Но ирония, которая, как не раз замечал Петр Петрович, частенько обезоруживает противника в споре, на этот раз не подействовала. Торопчин не смутился.
– Правильно. Кстати, в районе за последнее время перебывало много хороших лекторов… Вон они, повестки. Только я ни разу не выезжал. Принципиально.
– Я бы таким принципом не хвастался.
– Вот почему вы ни одного лектора к нам в колхоз не направили?.. Того же профессора Иволгина. А кино?.. За всю посевную одна картина. Да и та сомнительной свежести.
– В районе не один ваш колхоз.
– Знаю. А главное, «Заря» – самый глубинный. Конечно, весна, распутица. Разве доберешься?
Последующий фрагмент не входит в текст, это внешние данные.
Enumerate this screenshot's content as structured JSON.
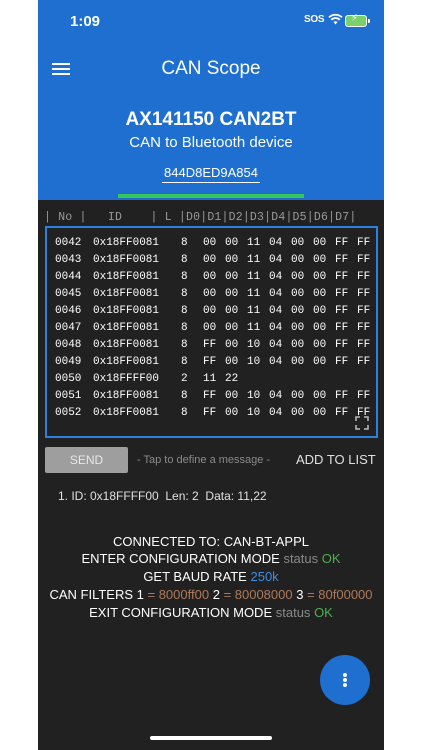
{
  "status_bar": {
    "time": "1:09",
    "sos": "SOS"
  },
  "app_bar": {
    "title": "CAN Scope"
  },
  "device": {
    "name": "AX141150 CAN2BT",
    "subtitle": "CAN to Bluetooth device",
    "mac": "844D8ED9A854"
  },
  "table": {
    "header": "| No |   ID    | L |D0|D1|D2|D3|D4|D5|D6|D7|",
    "rows": [
      {
        "no": "0042",
        "id": "0x18FF0081",
        "len": "8",
        "data": [
          "00",
          "00",
          "11",
          "04",
          "00",
          "00",
          "FF",
          "FF"
        ]
      },
      {
        "no": "0043",
        "id": "0x18FF0081",
        "len": "8",
        "data": [
          "00",
          "00",
          "11",
          "04",
          "00",
          "00",
          "FF",
          "FF"
        ]
      },
      {
        "no": "0044",
        "id": "0x18FF0081",
        "len": "8",
        "data": [
          "00",
          "00",
          "11",
          "04",
          "00",
          "00",
          "FF",
          "FF"
        ]
      },
      {
        "no": "0045",
        "id": "0x18FF0081",
        "len": "8",
        "data": [
          "00",
          "00",
          "11",
          "04",
          "00",
          "00",
          "FF",
          "FF"
        ]
      },
      {
        "no": "0046",
        "id": "0x18FF0081",
        "len": "8",
        "data": [
          "00",
          "00",
          "11",
          "04",
          "00",
          "00",
          "FF",
          "FF"
        ]
      },
      {
        "no": "0047",
        "id": "0x18FF0081",
        "len": "8",
        "data": [
          "00",
          "00",
          "11",
          "04",
          "00",
          "00",
          "FF",
          "FF"
        ]
      },
      {
        "no": "0048",
        "id": "0x18FF0081",
        "len": "8",
        "data": [
          "FF",
          "00",
          "10",
          "04",
          "00",
          "00",
          "FF",
          "FF"
        ]
      },
      {
        "no": "0049",
        "id": "0x18FF0081",
        "len": "8",
        "data": [
          "FF",
          "00",
          "10",
          "04",
          "00",
          "00",
          "FF",
          "FF"
        ]
      },
      {
        "no": "0050",
        "id": "0x18FFFF00",
        "len": "2",
        "data": [
          "11",
          "22",
          "",
          "",
          "",
          "",
          "",
          ""
        ]
      },
      {
        "no": "0051",
        "id": "0x18FF0081",
        "len": "8",
        "data": [
          "FF",
          "00",
          "10",
          "04",
          "00",
          "00",
          "FF",
          "FF"
        ]
      },
      {
        "no": "0052",
        "id": "0x18FF0081",
        "len": "8",
        "data": [
          "FF",
          "00",
          "10",
          "04",
          "00",
          "00",
          "FF",
          "FF"
        ]
      }
    ]
  },
  "send": {
    "button_label": "SEND",
    "hint": "- Tap to define a message -",
    "add_label": "ADD TO LIST",
    "queued_message": "1. ID: 0x18FFFF00  Len: 2  Data: 11,22"
  },
  "log": {
    "connected": "CONNECTED TO: CAN-BT-APPL",
    "enter_config": "ENTER CONFIGURATION MODE",
    "status_word": "status",
    "ok": "OK",
    "get_baud": "GET BAUD RATE",
    "baud_value": "250k",
    "filters_label": "CAN FILTERS",
    "filter1_num": "1",
    "filter1_val": "= 8000ff00",
    "filter2_num": "2",
    "filter2_val": "= 80008000",
    "filter3_num": "3",
    "filter3_val": "= 80f00000",
    "exit_config": "EXIT CONFIGURATION MODE"
  },
  "colors": {
    "primary": "#1e6fd0",
    "background": "#212121",
    "ok": "#4caf50",
    "accent_tab": "#34c759"
  },
  "icons": {
    "menu": "hamburger-icon",
    "fab": "more-vertical-icon",
    "expand": "expand-icon"
  }
}
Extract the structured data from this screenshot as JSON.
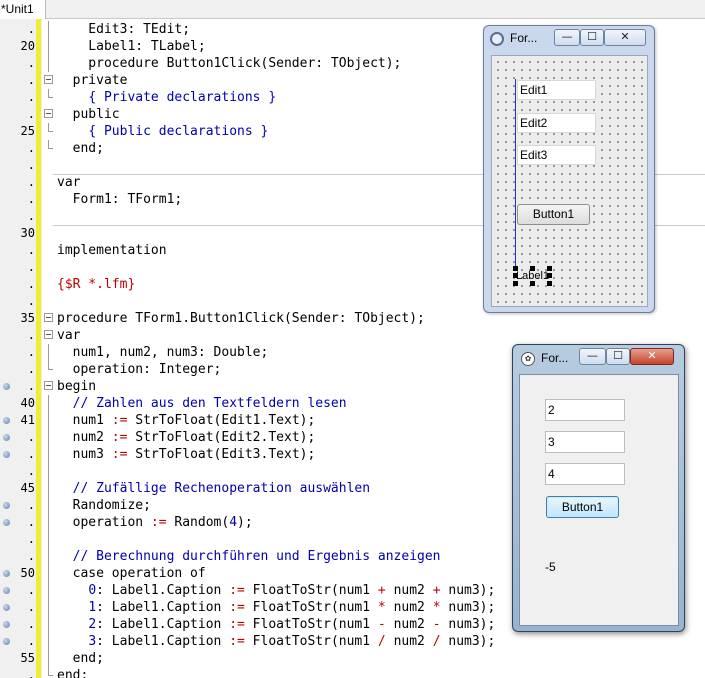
{
  "tab": {
    "label": "*Unit1"
  },
  "editor": {
    "lines": [
      {
        "num": ".",
        "bp": false,
        "fold": "line",
        "tokens": [
          [
            "    Edit3: TEdit;",
            "kw"
          ]
        ]
      },
      {
        "num": "20",
        "bp": false,
        "fold": "line",
        "tokens": [
          [
            "    Label1: TLabel;",
            "kw"
          ]
        ]
      },
      {
        "num": ".",
        "bp": false,
        "fold": "line",
        "tokens": [
          [
            "    procedure Button1Click(Sender: TObject);",
            "kw"
          ]
        ]
      },
      {
        "num": ".",
        "bp": false,
        "fold": "box",
        "tokens": [
          [
            "  private",
            "kw"
          ]
        ]
      },
      {
        "num": ".",
        "bp": false,
        "fold": "end",
        "tokens": [
          [
            "    ",
            "kw"
          ],
          [
            "{ Private declarations }",
            "cm"
          ]
        ]
      },
      {
        "num": ".",
        "bp": false,
        "fold": "box",
        "tokens": [
          [
            "  public",
            "kw"
          ]
        ]
      },
      {
        "num": "25",
        "bp": false,
        "fold": "end",
        "tokens": [
          [
            "    ",
            "kw"
          ],
          [
            "{ Public declarations }",
            "cm"
          ]
        ]
      },
      {
        "num": ".",
        "bp": false,
        "fold": "end",
        "tokens": [
          [
            "  end;",
            "kw"
          ]
        ]
      },
      {
        "num": ".",
        "bp": false,
        "fold": "none",
        "tokens": [
          [
            "",
            "kw"
          ]
        ]
      },
      {
        "num": ".",
        "bp": false,
        "fold": "none",
        "tokens": [
          [
            "var",
            "kw"
          ]
        ]
      },
      {
        "num": ".",
        "bp": false,
        "fold": "none",
        "tokens": [
          [
            "  Form1: TForm1;",
            "kw"
          ]
        ]
      },
      {
        "num": ".",
        "bp": false,
        "fold": "none",
        "tokens": [
          [
            "",
            "kw"
          ]
        ]
      },
      {
        "num": "30",
        "bp": false,
        "fold": "none",
        "tokens": [
          [
            "",
            "kw"
          ]
        ]
      },
      {
        "num": ".",
        "bp": false,
        "fold": "none",
        "tokens": [
          [
            "implementation",
            "kw"
          ]
        ]
      },
      {
        "num": ".",
        "bp": false,
        "fold": "none",
        "tokens": [
          [
            "",
            "kw"
          ]
        ]
      },
      {
        "num": ".",
        "bp": false,
        "fold": "none",
        "tokens": [
          [
            "{$R *.lfm}",
            "dir"
          ]
        ]
      },
      {
        "num": ".",
        "bp": false,
        "fold": "none",
        "tokens": [
          [
            "",
            "kw"
          ]
        ]
      },
      {
        "num": "35",
        "bp": false,
        "fold": "box",
        "tokens": [
          [
            "procedure TForm1.Button1Click(Sender: TObject);",
            "kw"
          ]
        ]
      },
      {
        "num": ".",
        "bp": false,
        "fold": "box",
        "tokens": [
          [
            "var",
            "kw"
          ]
        ]
      },
      {
        "num": ".",
        "bp": false,
        "fold": "line",
        "tokens": [
          [
            "  num1, num2, num3: Double;",
            "kw"
          ]
        ]
      },
      {
        "num": ".",
        "bp": false,
        "fold": "end",
        "tokens": [
          [
            "  operation: Integer;",
            "kw"
          ]
        ]
      },
      {
        "num": ".",
        "bp": true,
        "fold": "box",
        "tokens": [
          [
            "begin",
            "kw"
          ]
        ]
      },
      {
        "num": "40",
        "bp": false,
        "fold": "line",
        "tokens": [
          [
            "  ",
            "kw"
          ],
          [
            "// Zahlen aus den Textfeldern lesen",
            "cm"
          ]
        ]
      },
      {
        "num": "41",
        "bp": true,
        "fold": "line",
        "tokens": [
          [
            "  num1 ",
            "kw"
          ],
          [
            ":=",
            "sym"
          ],
          [
            " StrToFloat(Edit1.Text);",
            "kw"
          ]
        ]
      },
      {
        "num": ".",
        "bp": true,
        "fold": "line",
        "tokens": [
          [
            "  num2 ",
            "kw"
          ],
          [
            ":=",
            "sym"
          ],
          [
            " StrToFloat(Edit2.Text);",
            "kw"
          ]
        ]
      },
      {
        "num": ".",
        "bp": true,
        "fold": "line",
        "tokens": [
          [
            "  num3 ",
            "kw"
          ],
          [
            ":=",
            "sym"
          ],
          [
            " StrToFloat(Edit3.Text);",
            "kw"
          ]
        ]
      },
      {
        "num": ".",
        "bp": false,
        "fold": "line",
        "tokens": [
          [
            "",
            "kw"
          ]
        ]
      },
      {
        "num": "45",
        "bp": false,
        "fold": "line",
        "tokens": [
          [
            "  ",
            "kw"
          ],
          [
            "// Zufällige Rechenoperation auswählen",
            "cm"
          ]
        ]
      },
      {
        "num": ".",
        "bp": true,
        "fold": "line",
        "tokens": [
          [
            "  Randomize;",
            "kw"
          ]
        ]
      },
      {
        "num": ".",
        "bp": true,
        "fold": "line",
        "tokens": [
          [
            "  operation ",
            "kw"
          ],
          [
            ":=",
            "sym"
          ],
          [
            " Random(",
            "kw"
          ],
          [
            "4",
            "num"
          ],
          [
            ");",
            "kw"
          ]
        ]
      },
      {
        "num": ".",
        "bp": false,
        "fold": "line",
        "tokens": [
          [
            "",
            "kw"
          ]
        ]
      },
      {
        "num": ".",
        "bp": false,
        "fold": "line",
        "tokens": [
          [
            "  ",
            "kw"
          ],
          [
            "// Berechnung durchführen und Ergebnis anzeigen",
            "cm"
          ]
        ]
      },
      {
        "num": "50",
        "bp": true,
        "fold": "line",
        "tokens": [
          [
            "  case operation of",
            "kw"
          ]
        ]
      },
      {
        "num": ".",
        "bp": true,
        "fold": "line",
        "tokens": [
          [
            "    ",
            "kw"
          ],
          [
            "0",
            "num"
          ],
          [
            ": Label1.Caption ",
            "kw"
          ],
          [
            ":=",
            "sym"
          ],
          [
            " FloatToStr(num1 ",
            "kw"
          ],
          [
            "+",
            "sym"
          ],
          [
            " num2 ",
            "kw"
          ],
          [
            "+",
            "sym"
          ],
          [
            " num3);",
            "kw"
          ]
        ]
      },
      {
        "num": ".",
        "bp": true,
        "fold": "line",
        "tokens": [
          [
            "    ",
            "kw"
          ],
          [
            "1",
            "num"
          ],
          [
            ": Label1.Caption ",
            "kw"
          ],
          [
            ":=",
            "sym"
          ],
          [
            " FloatToStr(num1 ",
            "kw"
          ],
          [
            "*",
            "sym"
          ],
          [
            " num2 ",
            "kw"
          ],
          [
            "*",
            "sym"
          ],
          [
            " num3);",
            "kw"
          ]
        ]
      },
      {
        "num": ".",
        "bp": true,
        "fold": "line",
        "tokens": [
          [
            "    ",
            "kw"
          ],
          [
            "2",
            "num"
          ],
          [
            ": Label1.Caption ",
            "kw"
          ],
          [
            ":=",
            "sym"
          ],
          [
            " FloatToStr(num1 ",
            "kw"
          ],
          [
            "-",
            "sym"
          ],
          [
            " num2 ",
            "kw"
          ],
          [
            "-",
            "sym"
          ],
          [
            " num3);",
            "kw"
          ]
        ]
      },
      {
        "num": ".",
        "bp": true,
        "fold": "line",
        "tokens": [
          [
            "    ",
            "kw"
          ],
          [
            "3",
            "num"
          ],
          [
            ": Label1.Caption ",
            "kw"
          ],
          [
            ":=",
            "sym"
          ],
          [
            " FloatToStr(num1 ",
            "kw"
          ],
          [
            "/",
            "sym"
          ],
          [
            " num2 ",
            "kw"
          ],
          [
            "/",
            "sym"
          ],
          [
            " num3);",
            "kw"
          ]
        ]
      },
      {
        "num": "55",
        "bp": false,
        "fold": "line",
        "tokens": [
          [
            "  end;",
            "kw"
          ]
        ]
      },
      {
        "num": ".",
        "bp": false,
        "fold": "end",
        "tokens": [
          [
            "end;",
            "kw"
          ]
        ]
      }
    ]
  },
  "design_form": {
    "title": "For...",
    "min_glyph": "—",
    "max_glyph": "☐",
    "close_glyph": "✕",
    "edit1_text": "Edit1",
    "edit2_text": "Edit2",
    "edit3_text": "Edit3",
    "button_label": "Button1",
    "label_caption": "Label1"
  },
  "run_form": {
    "title": "For...",
    "min_glyph": "—",
    "max_glyph": "☐",
    "close_glyph": "✕",
    "edit1_value": "2",
    "edit2_value": "3",
    "edit3_value": "4",
    "button_label": "Button1",
    "result_caption": "-5"
  }
}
– Ну, все. – Матвеев встал, застегнул офицерскую тужурку. Поправил зачем-то орденские планки. – Понятно теперь, откуда возникают настроения. Дошли и до нас некоторые разговорчики. Придется кое-кому мозги вправить.
Эта грубая и затасканная фраза резанула слух Ивана Григорьевича.
– Только не забудьте сначала с доски почета вычеркнуть фамилию, – сказал он уже с явным вызовом.
– Вы достижениями Бубенцова не хвастайтесь! – отчеканил Матвеев и наконец-то с удовлетворением отметил, что острие попало в цель. – На бюро мы вас не об этом спросим.
– На бюро? – очень тихо переспросил Торопчин.
– Да, на бюро!
– Может быть, и взыскание запишете?
– Там посмотрим, – теперь-то уж Петр Петрович ясно ощутил, что в этом трудном для него словесном поединке победителем оказался он, второй секретарь райкома. Недаром же на лице его собеседника, как показалось Матвееву, появился страх. «Вот ты чего боишься. Значит, хорош гусь!» – мелькнула торжествующая мысль.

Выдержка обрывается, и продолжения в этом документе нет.